UPDATE (Wednesday 11 June, 21:09): The House of Lords has rejected a referendum proposal by 280 votes to 218.
As expected, Lib Dem peers voted against a referendum, which would have been approved if they had abstained in accordance with Nick Clegg's policy in the Commons.
So will Nick Clegg have the integrity to take responsibility for his party's damaging multiple U-turns, ending up acting completely in contradiction to a popular manifesto promise? Or will he admit he has lost control of his party? It's one or the other, surely ...
Tomorrow there will be a key vote in the House of Lords on the question of whether there should be a referendum on the re-named EU Constitution - now called the Lisbon Treaty.
Due to the different make-up of the House of Lords, with a large number of 'crossbench' peers not linked to any party holding the balance of power, a referendum amendment would very likely be approved if the 76 Liberal Democrat peers obeyed Nick Clegg's policy to abstain on the question.
However, the leader of the Lib Dem peers Lord McNally has already made clear that he and his colleagues will not be abstaining like the party's MPs.
The new instruction is to vote with the government, against a referendum.
The question is - on whose instructions? Either Nick Clegg has performed yet another policy U-turn, and told Lib Dem peers to vote with the government rather than abstain.
Or the peers are doing as they please and just plain ignoring him.
So Clegg must either take responsibility for the fact that his repeated U-turns on the popular referendum promise his party made at the last election are haemorhagging both credibility and popular support. Or admit he has lost control of his party.
Lib Dem voters back referendum
Back in March an ICM poll conducted for the Iwantareferendum campaign found that Liberal Democrat voters supported a referendum on the Lisbon Treaty by more than two to one.
67% said that “Voters should decide in a referendum” while only 30% thought that “MPs should decide in Parliament.”
Shortly afterwards, most Lib Dem MPs having abstained on the issue in the key Commons vote, the party performed terribly in the local elections, failing to capitalise on the flow of voters away from Labour. Particularly in areas where their promise-breaking stance on a treaty referendum was highlighted the most intensely.
A matter of trust
The potency of the treaty referendum at the ballot box has been grossly underestimated by the government and the Liberal Democrats.
Noting that the European Union comes low down the list of voters' concerns, they schemed that they could confront the evident strong public support for a treaty referendum and get away with it.
However, typically of today's political class, they gave scant regard to the 'small' matter of their manifesto promises.
The promise-breaking nature of their actions has caused the referendum issue to transcend into a matter of trust.
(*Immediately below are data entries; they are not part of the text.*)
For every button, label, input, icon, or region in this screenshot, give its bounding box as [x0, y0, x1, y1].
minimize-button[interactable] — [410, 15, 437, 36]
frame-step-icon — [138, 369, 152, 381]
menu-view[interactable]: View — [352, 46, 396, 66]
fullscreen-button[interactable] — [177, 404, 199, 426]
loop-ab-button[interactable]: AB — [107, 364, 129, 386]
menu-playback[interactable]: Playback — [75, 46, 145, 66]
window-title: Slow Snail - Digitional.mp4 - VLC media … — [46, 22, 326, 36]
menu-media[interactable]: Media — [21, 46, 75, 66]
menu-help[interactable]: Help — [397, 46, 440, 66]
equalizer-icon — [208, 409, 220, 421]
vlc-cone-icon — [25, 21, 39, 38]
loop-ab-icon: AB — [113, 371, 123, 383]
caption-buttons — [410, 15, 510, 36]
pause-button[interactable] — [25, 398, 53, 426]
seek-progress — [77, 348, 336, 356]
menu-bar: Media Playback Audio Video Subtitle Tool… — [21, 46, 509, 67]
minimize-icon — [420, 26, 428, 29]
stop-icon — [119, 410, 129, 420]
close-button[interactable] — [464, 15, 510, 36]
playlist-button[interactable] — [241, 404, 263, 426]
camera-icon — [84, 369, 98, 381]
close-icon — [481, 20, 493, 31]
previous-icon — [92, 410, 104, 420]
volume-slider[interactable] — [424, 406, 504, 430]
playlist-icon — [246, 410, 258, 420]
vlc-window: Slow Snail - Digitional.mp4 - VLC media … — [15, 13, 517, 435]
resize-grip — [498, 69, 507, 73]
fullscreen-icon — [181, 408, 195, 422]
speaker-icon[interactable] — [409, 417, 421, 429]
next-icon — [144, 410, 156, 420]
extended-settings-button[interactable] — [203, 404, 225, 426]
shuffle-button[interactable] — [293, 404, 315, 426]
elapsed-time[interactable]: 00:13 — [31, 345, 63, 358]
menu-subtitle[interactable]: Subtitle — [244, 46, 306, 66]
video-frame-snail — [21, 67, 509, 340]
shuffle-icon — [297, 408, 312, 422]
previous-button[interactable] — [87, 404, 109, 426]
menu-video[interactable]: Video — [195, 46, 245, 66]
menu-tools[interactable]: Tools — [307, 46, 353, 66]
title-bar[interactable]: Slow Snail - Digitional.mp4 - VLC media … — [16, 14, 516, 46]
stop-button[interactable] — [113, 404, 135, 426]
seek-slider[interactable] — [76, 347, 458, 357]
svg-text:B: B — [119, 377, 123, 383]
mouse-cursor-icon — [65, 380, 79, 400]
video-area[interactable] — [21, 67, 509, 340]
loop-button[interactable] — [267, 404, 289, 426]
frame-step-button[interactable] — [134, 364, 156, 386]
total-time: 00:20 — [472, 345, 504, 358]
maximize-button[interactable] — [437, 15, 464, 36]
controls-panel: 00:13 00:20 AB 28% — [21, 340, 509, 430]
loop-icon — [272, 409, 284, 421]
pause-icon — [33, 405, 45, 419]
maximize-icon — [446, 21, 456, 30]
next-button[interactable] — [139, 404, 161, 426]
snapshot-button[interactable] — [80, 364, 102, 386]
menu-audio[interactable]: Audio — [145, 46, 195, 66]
And the high profile failure to deliver a clear and popular promise made at the last election - almost regardless of the issue itself - is a much bigger electoral liability.
From that point on, nothing a promise-breaking MP says can be believed - a distasteful trait the memory of which also lingers far longer than the details of the act that confirmed it. Hardly a good basis for an MP to request support.
So this issue is not so much about the referendum itself anymore. It has become a matter of trust. And MPs who have appeared to hold trust - much more so than voters' concerns about any single issue - so cheaply are far more likely to pay a heavy price at the ballot box.
In this context, if Lib Dem peers block any chance for the party's MPs to redeem themselves, tomorrow's Lords vote could be the last event standing between the Lib Dems and meltdown at the next general election.
With a high proportion of the party's MPs in marginal seats, the Lords' actions will place over 30 of their parliamentary colleagues and the future leadership prospects of Nick Clegg firmly in the firing line.
The only way back from their predicament is for the party's MPs to be given a new opportunity to support the referendum that they promised at the last election.
So when they vote today, those peers must either vote for a referendum as the party promised at the last election, or at least vote in line with their party leader's policy and abstain.